The mechanism of hAECs-mediated ovarian function recovery after chemotherapy is complicated. Although TGF-β superfamily plays an important role in the process of follicle development and function recovery, the powerful secretive ability of hAECs should be further investigated. Exosomes are small vesicles that originate from endocytic multivesicular compartments and are secreted by a variety of cell types, which mediate cell-to-cell or cell-to-environment communication [39]. It is known that multiple microRNAs are involved in the formation of primordial follicles, follicular recruitment and selection, follicular atresia, oocyte-cumulus cell interaction, granulosal cell function and luteinization [40]. Study has reported that exosomal microRNA10a derived from amniotic fluid stem cells preserves ovarian follicles after chemotherapy [41]. Our further study has confirmed the existence of hAEC-derived exosomes (data not shown). Thus, these specific microRNAs in hAECs-exosomes and their function in the process of ovarian function recovery will be elucidated in the future study.

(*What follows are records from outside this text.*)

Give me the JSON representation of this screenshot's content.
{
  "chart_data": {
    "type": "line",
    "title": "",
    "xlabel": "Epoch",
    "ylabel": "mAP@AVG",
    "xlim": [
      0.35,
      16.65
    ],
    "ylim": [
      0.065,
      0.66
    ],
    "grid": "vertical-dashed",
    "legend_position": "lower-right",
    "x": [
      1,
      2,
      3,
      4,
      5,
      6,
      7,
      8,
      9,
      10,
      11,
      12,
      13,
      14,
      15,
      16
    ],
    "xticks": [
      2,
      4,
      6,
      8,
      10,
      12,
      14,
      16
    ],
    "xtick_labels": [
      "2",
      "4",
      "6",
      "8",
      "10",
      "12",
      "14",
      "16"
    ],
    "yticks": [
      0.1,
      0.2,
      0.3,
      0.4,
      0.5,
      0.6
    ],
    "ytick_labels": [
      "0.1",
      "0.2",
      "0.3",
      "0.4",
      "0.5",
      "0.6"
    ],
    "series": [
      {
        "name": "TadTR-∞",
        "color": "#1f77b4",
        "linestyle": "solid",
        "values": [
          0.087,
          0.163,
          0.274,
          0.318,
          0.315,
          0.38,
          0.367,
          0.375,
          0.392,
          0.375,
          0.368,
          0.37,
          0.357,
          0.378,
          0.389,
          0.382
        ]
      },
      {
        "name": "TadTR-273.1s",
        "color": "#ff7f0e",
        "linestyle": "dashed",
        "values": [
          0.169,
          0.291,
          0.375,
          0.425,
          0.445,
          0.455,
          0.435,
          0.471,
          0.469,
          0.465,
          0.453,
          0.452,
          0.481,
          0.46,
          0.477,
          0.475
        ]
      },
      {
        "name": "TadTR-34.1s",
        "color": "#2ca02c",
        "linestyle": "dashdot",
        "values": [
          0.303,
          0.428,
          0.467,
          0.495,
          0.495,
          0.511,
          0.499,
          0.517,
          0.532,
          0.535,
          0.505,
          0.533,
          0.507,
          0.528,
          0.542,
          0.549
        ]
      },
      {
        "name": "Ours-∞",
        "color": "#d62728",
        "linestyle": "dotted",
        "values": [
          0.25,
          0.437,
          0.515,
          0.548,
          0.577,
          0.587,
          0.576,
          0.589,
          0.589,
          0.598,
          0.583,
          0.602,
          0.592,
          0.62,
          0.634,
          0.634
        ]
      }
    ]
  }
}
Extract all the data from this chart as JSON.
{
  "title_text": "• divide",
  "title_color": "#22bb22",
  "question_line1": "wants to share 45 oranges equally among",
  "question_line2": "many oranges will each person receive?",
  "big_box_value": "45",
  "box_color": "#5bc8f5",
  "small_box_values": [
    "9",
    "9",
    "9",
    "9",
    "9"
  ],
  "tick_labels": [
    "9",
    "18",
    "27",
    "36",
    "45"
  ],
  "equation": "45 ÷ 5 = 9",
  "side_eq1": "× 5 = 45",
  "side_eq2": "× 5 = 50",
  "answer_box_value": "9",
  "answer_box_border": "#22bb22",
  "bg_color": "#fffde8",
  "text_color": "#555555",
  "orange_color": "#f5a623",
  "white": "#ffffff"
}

The present study demonstrated the presence of paracrine pathway accounting for hAEC-mediating recovery of ovarian function through inhibiting apoptosis and stimulating angiogenesis in the chemotherapy-injured ovaries. Based on our previous studies [12,13,14], we propose two possible mechanisms for the beneficial effects of hAEC-based strategy in chemotherapy-induced POF/POI model as follows: (1) A small quantity of hAECs differentiate into granulosa cells and participate in follicular development. (2) hAEC-secreting cytokines improve the injured ovarian microenvironment, including inhibiting chemotherapy-induced apoptosis, promoting angiogenesis and regulating follicular development (Fig. 7). This paradigm may offer novel insights into potential mechanism underlying the protective function of hAECs against chemotherapy-induced ovarian damage.

Fig. 7
figure 7

Schematic diagram illustrated the two possible mechanisms responsible for the restoration effects of hAECs-based therapy. (1) Left side showed the transdifferentiation ability of hAECs into FSHR-positive granulosa cells in chemotherapy-induced POF/POI model, which was considered as a small probability event. (2) Right side showed that hAECs-secreting cytokines exerted protective and restorable function on ovarian microenvironment against chemotherapy-induced damage via reducing apoptosis, promoting angiogenesis and regulating follicular development


This study suggests that hAECs may offer a viable method for preventing and/or treating chemotherapy-induced ovarian injury. Moreover, paracrine pathway plays a vital role in hAECs-based recovery of ovarian function depending on the fact that hAEC-CM produced a comparable and potentially better effect. The protective effect of hAEC-CM is associated with some enriched important cytokines, such as TGF-β1, GDF9, BMP15 which involve in the process of anti-apoptosis, regulation of follicle development and pro-angiogenesis in the injured ovary. These novel insights offer a clue to the potential mechanism underlying hAEC-mediating ovarian function recovery, which may be able to preserve the fertility in female cancer patients.